Data included in usage calculations
The EchoVideo service continuously tracks the data, as delivered in bytes, from the licensed tenant (your institution) to any user. The major drivers of Cloud Usage include:
VOD-Institution: This is made up of video-on-demand (VOD) content and presentation slides that have been viewed either outside of a section/class (using a posted link to the video or an embedded video in a portal or LMS) OR content viewed inside sections / courses that are not associated with an Organization or Department. Essentially, VOD-Institution is usage data for media viewing that cannot be put into a bucket for an Organization or Department.
VOD-Org/Dept: This includes both video-on-demand (VOD) content and presentation slides that have been viewed in sections / classrooms that are associated (through their course) with an Organization or Department.
Both types of VOD data usage include content viewed through a browser or via the EchoVideo mobile app. This also includes user downloads, as described below.
Live content: This includes classes streamed to viewers in real time. Once the class is finished and the recording is processed, it becomes a VOD capture, and subsequent views are counted as on-demand content as described above or as downloaded content if a user downloads it for local viewing.
Downloads: Users can download content for later viewing. This includes both VOD and presentations / PDFs. Only the size of the download itself counts toward the bundle; views of downloaded content are local and not streamed from the cloud.
Other: This includes all the other data transmission from the cloud to registered users. This might include delivering application web pages, exporting configuration or system usage information for use with external systems, or other data downloads or exports.
These other activities, combined, are usually quite small relative to content viewing or downloading, but they do occur and are counted. This might explain why your chart shows usage during between-term months or other periods of downtime, even though you generally believe the content is not being accessed much, if at all.
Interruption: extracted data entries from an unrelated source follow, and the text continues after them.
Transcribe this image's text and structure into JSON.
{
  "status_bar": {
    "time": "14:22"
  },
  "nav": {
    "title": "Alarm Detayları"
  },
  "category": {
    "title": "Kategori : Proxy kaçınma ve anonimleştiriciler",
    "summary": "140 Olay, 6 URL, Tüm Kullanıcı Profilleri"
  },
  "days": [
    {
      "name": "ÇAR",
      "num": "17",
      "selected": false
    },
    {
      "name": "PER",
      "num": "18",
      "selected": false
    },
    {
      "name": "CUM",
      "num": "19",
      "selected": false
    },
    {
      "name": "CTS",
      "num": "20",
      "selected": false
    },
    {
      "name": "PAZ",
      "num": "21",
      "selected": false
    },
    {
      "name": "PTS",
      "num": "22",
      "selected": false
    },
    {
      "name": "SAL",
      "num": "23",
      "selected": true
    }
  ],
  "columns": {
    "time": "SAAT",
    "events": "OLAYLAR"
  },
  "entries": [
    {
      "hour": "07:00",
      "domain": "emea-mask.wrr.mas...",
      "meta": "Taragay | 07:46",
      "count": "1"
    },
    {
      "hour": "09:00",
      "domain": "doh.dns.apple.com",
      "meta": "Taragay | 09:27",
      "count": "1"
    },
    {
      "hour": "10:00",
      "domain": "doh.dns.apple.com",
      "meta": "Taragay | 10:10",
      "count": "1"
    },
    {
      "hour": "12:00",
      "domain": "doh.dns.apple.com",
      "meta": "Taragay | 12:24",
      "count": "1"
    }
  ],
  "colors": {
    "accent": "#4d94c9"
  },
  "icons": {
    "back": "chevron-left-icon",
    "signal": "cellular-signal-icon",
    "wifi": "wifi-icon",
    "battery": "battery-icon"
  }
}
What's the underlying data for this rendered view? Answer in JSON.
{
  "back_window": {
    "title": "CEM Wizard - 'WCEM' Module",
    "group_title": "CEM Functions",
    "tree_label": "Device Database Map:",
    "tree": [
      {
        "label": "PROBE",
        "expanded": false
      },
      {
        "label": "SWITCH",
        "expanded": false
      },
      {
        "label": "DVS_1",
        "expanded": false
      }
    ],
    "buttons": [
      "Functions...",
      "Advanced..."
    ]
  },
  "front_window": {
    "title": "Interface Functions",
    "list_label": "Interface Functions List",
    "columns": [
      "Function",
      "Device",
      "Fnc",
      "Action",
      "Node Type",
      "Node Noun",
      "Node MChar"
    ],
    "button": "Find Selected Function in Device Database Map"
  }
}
What is in a Cloud Usage Bundle? Rather than charging for incremental storage, media processing, database, and streaming costs separately, we consolidate these into a single Cloud Usage Bundle that covers them all.
Data used by each content type
It is impossible to be exact about these figures, but we have already provided a general idea of the file sizes (per hour) for the different types of capture profiles (content). Refer to the table in the help topic On-Demand Playback Data Rate and Usage.
The data figures shown for each capture type can help you make basic calculations of data usage for each. Keep in mind that multiple online views of a capture by a single student will generate multiple instances of that data stream.
Also, remember that those figures are averages; if the video is low-light and/or high-movement, the data rate may be higher. If the video is a more static feed (e.g., a professor speaking at a podium) the data rate will be closer to average or possibly even below.
But use those averages to help make the necessary decisions about capture types and inputs, to find the balance that works best for your institution.